Second, the factors that make the UK a fertile ground for tech should remain positive.  There is an excellent skills base including the capacity to import new skills quickly, a conducive regulatory environment and a government committed to prioritising the sector, and the financial capital to keep funding new ideas.  Barring a shock such as Brexit, the UK environment should continue to be the most conducive to the tech sector.  The UK Government has done a good job so far in telling this story to the world.  Those communications efforts will become even more important in the event of a shock to the economy.

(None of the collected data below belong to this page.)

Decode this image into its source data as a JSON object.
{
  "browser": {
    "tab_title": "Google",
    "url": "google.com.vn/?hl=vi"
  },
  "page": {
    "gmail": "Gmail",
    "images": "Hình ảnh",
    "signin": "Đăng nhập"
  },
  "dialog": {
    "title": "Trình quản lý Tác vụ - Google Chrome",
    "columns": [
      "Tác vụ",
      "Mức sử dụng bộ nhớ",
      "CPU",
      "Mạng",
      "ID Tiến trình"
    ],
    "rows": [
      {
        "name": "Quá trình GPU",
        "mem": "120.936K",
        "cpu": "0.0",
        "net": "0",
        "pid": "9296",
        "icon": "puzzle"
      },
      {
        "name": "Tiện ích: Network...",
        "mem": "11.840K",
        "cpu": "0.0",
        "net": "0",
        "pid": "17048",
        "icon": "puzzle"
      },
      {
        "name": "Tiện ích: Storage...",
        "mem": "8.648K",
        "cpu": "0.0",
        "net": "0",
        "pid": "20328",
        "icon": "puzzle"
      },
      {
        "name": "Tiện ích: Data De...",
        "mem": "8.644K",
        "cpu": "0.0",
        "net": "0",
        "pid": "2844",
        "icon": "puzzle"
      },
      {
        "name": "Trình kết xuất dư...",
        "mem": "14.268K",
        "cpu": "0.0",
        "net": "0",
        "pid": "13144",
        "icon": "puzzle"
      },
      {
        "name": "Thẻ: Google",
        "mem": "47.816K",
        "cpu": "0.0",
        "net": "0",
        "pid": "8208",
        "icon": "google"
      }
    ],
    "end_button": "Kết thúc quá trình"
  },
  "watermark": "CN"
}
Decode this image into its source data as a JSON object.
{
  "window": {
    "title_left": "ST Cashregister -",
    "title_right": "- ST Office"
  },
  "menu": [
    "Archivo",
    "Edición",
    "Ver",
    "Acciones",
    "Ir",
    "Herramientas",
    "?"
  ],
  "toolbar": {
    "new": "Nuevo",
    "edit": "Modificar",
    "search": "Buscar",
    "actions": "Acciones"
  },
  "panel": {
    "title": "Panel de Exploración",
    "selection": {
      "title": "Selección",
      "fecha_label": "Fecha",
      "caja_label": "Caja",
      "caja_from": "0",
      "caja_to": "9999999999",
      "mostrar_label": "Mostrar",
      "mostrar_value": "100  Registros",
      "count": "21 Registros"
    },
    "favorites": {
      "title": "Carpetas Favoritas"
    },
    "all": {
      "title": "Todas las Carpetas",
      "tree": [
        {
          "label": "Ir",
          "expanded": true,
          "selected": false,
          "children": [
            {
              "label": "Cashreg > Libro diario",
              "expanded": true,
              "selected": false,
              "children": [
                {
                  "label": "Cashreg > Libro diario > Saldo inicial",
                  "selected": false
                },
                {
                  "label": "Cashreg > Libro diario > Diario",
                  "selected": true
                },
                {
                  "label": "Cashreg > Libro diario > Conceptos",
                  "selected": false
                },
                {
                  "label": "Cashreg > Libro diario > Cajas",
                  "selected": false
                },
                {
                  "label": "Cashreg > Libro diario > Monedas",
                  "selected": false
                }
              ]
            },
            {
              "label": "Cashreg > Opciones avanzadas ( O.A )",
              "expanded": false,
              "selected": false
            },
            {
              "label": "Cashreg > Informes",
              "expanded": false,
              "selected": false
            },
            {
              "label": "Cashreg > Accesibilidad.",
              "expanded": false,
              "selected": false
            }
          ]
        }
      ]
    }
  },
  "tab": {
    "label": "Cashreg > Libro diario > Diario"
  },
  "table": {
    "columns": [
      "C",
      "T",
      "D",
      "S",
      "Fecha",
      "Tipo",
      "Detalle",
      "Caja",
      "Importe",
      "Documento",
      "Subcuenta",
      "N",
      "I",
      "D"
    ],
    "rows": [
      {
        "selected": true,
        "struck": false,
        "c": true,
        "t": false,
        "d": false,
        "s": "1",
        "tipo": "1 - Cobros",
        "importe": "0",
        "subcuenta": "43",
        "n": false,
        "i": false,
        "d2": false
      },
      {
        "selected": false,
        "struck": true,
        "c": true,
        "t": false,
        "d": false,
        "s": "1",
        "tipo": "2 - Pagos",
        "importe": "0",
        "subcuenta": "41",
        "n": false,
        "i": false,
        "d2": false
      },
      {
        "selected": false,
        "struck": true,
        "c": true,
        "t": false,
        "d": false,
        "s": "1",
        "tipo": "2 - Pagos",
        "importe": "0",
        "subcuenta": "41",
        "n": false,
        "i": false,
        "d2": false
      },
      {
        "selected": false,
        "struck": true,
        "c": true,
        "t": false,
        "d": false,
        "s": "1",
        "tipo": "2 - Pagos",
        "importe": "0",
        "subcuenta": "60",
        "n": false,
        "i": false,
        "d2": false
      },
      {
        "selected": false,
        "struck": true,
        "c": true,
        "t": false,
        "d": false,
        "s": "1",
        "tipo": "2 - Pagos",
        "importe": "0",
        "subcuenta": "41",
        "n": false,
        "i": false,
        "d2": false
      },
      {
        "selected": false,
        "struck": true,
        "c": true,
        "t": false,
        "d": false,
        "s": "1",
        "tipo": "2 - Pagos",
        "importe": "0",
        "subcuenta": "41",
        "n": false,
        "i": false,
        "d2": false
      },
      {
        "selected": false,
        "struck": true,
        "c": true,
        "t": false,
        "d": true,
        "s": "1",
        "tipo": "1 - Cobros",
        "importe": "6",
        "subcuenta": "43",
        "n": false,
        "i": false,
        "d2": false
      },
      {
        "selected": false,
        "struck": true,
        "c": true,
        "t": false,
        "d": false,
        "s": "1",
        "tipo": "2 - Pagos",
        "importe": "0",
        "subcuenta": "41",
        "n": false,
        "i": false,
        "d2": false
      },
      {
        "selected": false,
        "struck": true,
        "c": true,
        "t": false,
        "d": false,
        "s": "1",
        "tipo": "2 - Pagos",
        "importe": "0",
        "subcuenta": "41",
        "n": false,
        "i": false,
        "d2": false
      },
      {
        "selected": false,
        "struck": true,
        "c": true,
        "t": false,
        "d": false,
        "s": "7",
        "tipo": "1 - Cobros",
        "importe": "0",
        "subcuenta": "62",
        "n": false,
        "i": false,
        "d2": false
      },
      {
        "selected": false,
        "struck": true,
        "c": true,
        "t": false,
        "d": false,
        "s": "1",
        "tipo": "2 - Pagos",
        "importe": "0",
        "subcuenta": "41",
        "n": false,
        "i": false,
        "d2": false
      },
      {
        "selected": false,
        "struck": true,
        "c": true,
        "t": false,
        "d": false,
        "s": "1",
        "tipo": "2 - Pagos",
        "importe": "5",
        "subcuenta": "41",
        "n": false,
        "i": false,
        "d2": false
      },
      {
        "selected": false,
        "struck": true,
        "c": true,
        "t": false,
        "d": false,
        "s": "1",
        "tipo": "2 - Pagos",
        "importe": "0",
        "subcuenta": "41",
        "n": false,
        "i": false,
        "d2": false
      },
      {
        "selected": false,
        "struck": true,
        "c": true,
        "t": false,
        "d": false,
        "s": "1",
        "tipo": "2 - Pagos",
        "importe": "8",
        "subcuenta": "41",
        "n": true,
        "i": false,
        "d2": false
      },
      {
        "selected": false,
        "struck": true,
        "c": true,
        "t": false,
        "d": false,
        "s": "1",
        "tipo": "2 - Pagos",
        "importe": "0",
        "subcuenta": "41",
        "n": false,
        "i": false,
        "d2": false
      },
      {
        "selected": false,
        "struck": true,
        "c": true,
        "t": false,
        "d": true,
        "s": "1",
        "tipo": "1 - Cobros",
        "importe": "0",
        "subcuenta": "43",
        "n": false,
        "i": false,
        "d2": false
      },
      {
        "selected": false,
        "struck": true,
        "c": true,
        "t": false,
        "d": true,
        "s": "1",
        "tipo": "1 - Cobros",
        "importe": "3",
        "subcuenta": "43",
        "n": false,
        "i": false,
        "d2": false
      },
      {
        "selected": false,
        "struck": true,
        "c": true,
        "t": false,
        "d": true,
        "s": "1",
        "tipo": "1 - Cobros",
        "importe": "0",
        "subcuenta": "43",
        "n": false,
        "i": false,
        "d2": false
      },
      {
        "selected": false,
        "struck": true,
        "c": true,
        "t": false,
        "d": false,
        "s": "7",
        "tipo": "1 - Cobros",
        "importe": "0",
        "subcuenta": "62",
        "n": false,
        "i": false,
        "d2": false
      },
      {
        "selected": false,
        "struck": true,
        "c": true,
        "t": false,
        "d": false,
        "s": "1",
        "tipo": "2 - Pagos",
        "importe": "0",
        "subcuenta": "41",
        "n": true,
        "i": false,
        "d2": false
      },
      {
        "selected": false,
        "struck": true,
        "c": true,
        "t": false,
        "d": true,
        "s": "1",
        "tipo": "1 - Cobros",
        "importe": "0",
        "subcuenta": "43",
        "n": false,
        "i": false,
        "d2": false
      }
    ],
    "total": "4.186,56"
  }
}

Third, while London may have high prices and a housing shortage, other parts of the UK stand ready to hoover up any displacement.  Bristol and Brighton already have thriving tech sectors.  Edinburgh offers many of the same skills, financial institutions and an innovative start-up culture that London has, at a fraction of the cost.  And England’s northern cities are ready for tech – as the work of Tech North demonstrates. Northern cities and businesses must continue to counter outdated perceptions and to explain that the North truly is open for digital business
Be cautious of individual bubble investments.  But remember that bubbles often presage longer-term growth - from the tulip bubble of 1637 which preceded the rise of European middle class consumer spending, to the DotCom bubble of 2000 which came before today’s Internet behemoths.  Investors should keep calm and carry on believing in UK technology.  Being able to explain the underlying strength of your tech product or service through a solid communications strategy will definitely help.